The City of Detroit Parks & Recreation Division will extend the COVID-19 Food Delivery program through the end of 2020. In March, the program pilot began with support from the Mayor’s Office Innovation Team and has served more than 100,000 meals to homebound residents. Continuation and expansion of this successful pilot program will be supported by CARES funds through December, to ensure homebound Detroit families have access to food while minimizing risk associated with the continuing pandemic.
In addition to these financial investments, the City is excited to announce a partnership with the Detroit Rescue Mission Ministries (DRMM) to act as the official operations hub moving forward. This partnership with DRMM will allow for sustainable improvement and expansion of services and will provide the program with critical food storage resources and facilities.

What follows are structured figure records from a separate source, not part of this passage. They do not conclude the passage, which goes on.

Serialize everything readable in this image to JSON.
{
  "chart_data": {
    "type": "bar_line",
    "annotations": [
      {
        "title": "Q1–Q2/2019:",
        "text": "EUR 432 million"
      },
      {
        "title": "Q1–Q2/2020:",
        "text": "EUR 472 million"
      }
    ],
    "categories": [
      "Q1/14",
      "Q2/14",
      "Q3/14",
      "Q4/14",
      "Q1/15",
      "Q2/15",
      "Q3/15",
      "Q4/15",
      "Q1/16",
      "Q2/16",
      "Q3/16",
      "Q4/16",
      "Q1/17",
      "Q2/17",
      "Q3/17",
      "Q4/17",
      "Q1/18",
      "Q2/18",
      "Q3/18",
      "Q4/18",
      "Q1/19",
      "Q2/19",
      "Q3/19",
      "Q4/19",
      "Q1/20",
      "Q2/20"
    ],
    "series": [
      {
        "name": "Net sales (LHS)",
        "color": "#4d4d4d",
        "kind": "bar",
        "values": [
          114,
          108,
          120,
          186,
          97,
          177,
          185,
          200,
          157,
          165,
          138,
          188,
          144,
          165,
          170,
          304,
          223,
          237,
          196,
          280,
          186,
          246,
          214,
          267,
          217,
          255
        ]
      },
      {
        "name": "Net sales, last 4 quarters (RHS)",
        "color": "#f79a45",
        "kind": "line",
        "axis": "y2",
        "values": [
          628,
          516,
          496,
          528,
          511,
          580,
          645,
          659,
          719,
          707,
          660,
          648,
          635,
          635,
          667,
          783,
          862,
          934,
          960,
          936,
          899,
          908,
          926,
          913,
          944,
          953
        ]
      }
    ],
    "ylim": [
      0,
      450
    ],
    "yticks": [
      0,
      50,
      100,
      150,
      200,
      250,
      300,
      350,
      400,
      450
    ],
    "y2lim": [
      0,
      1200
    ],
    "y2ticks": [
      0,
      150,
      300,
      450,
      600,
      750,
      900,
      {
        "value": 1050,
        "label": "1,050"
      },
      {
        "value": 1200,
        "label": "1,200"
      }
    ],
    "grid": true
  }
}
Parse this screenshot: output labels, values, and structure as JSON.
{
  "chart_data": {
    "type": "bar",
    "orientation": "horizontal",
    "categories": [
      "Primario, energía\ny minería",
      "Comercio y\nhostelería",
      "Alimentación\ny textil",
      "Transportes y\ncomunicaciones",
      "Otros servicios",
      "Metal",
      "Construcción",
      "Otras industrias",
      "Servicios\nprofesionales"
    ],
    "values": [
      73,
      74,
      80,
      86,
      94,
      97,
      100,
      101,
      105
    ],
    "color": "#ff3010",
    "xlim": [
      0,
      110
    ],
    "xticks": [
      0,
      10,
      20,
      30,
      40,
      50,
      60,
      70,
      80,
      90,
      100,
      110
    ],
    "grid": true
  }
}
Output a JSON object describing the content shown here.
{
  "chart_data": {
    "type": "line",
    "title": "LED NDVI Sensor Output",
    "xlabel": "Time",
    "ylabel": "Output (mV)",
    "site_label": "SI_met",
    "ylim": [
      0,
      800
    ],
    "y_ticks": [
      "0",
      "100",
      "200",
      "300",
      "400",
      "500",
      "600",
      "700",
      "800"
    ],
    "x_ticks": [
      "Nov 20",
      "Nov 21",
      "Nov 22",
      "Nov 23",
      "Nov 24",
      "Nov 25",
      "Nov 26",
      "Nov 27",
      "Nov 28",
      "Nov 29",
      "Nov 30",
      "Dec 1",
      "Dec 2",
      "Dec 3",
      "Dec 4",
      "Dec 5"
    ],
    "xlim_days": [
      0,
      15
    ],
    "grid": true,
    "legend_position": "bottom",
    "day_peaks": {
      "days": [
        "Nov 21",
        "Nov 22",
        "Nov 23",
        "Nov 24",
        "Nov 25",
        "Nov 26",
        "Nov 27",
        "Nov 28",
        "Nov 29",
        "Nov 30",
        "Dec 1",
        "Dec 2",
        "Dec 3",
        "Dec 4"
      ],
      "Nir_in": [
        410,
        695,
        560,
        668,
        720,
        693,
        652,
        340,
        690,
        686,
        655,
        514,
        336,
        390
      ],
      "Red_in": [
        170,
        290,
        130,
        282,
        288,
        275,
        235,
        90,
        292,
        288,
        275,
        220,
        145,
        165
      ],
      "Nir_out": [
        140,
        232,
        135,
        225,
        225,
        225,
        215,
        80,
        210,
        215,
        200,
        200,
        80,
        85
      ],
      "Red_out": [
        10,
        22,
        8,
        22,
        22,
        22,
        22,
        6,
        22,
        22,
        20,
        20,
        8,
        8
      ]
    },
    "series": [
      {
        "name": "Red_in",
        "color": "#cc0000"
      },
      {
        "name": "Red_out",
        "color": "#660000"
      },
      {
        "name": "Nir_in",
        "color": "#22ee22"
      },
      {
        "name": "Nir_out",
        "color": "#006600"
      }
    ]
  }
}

“We are pleased to partner with the city in this important program that is in keeping with our long-standing commitment to community food security and nutrition,” said Dr. Chad Audi, DRMM president and CEO.
The goal of this program is to meet critical needs for Detroit residents during COVID-19. While thousands of meals have been offered at sites across the city through mobile pantries and curbside distribution at schools and recreation centers, some COVID-19 positive residents needed an alternative. One resident shared that “Food boxes allowed me to stretch meals and helped a whole lot. This program filled in the gaps while waiting for food benefits and stimulus money.” Another resident reported that “Wednesdays are the highlights of my week because I feel loved and happy to receive the food.” Detroit Parks & Recreation ran the Summer Food Service Program (SFSP) and Child and Adult Care Food Program (CACFP) for the City of Detroit prior to COVID and this program has been a natural extension of that work. The department has been able to secure buy-in from key partners at the state and local level. The plan to continue this work will fill the gap for residents with transportation barriers.
The delivery initiative was developed and led through a strong partnership between the Parks & Recreation Department and the Mayor’s Office’s Innovation Team (i-team). The i-team is a grant-funded team that uses community outreach and human-centered design to research and implement strategic solutions to some of the city’s most pressing issues. The i-Team’s work includes Connect4Care Kids, the newly-launched childcare information tool, an Open For Business Guide designed to make it easier for home-based childcare providers to open their businesses, and ongoing research into the accessibility of quality afterschool program access across the city.
“This is an exciting opportunity for us to continue providing this critical service to our residents”, said Alicia Moon, executive director, City of Detroit Mayor’s Office Innovation Team.
Salvation Army, Gleaners Community Food Bank, and Project Isaiah served as partners throughout the pilot by contributing funding resources and food. As the pilot transitions,
United Way of Southeastern Michigan has committed an additional $25,000 to expand this program. Use of these funds will include paid interns who will provide staffing and project management support and securing reliable food sources for the duration of the program. The University of Michigan Ford School Of Public Policy has also agreed to act as a research and implementation partner.
“By expanding this program, Detroit Parks & Recreation plans to continue meeting the needs of the communities we serve by being there when they need us most”, said Erin Casey, Assistant Director, Detroit Parks & Recreation. “The relationships that the department has built within the community are sustained by being able to offer this support to residents.”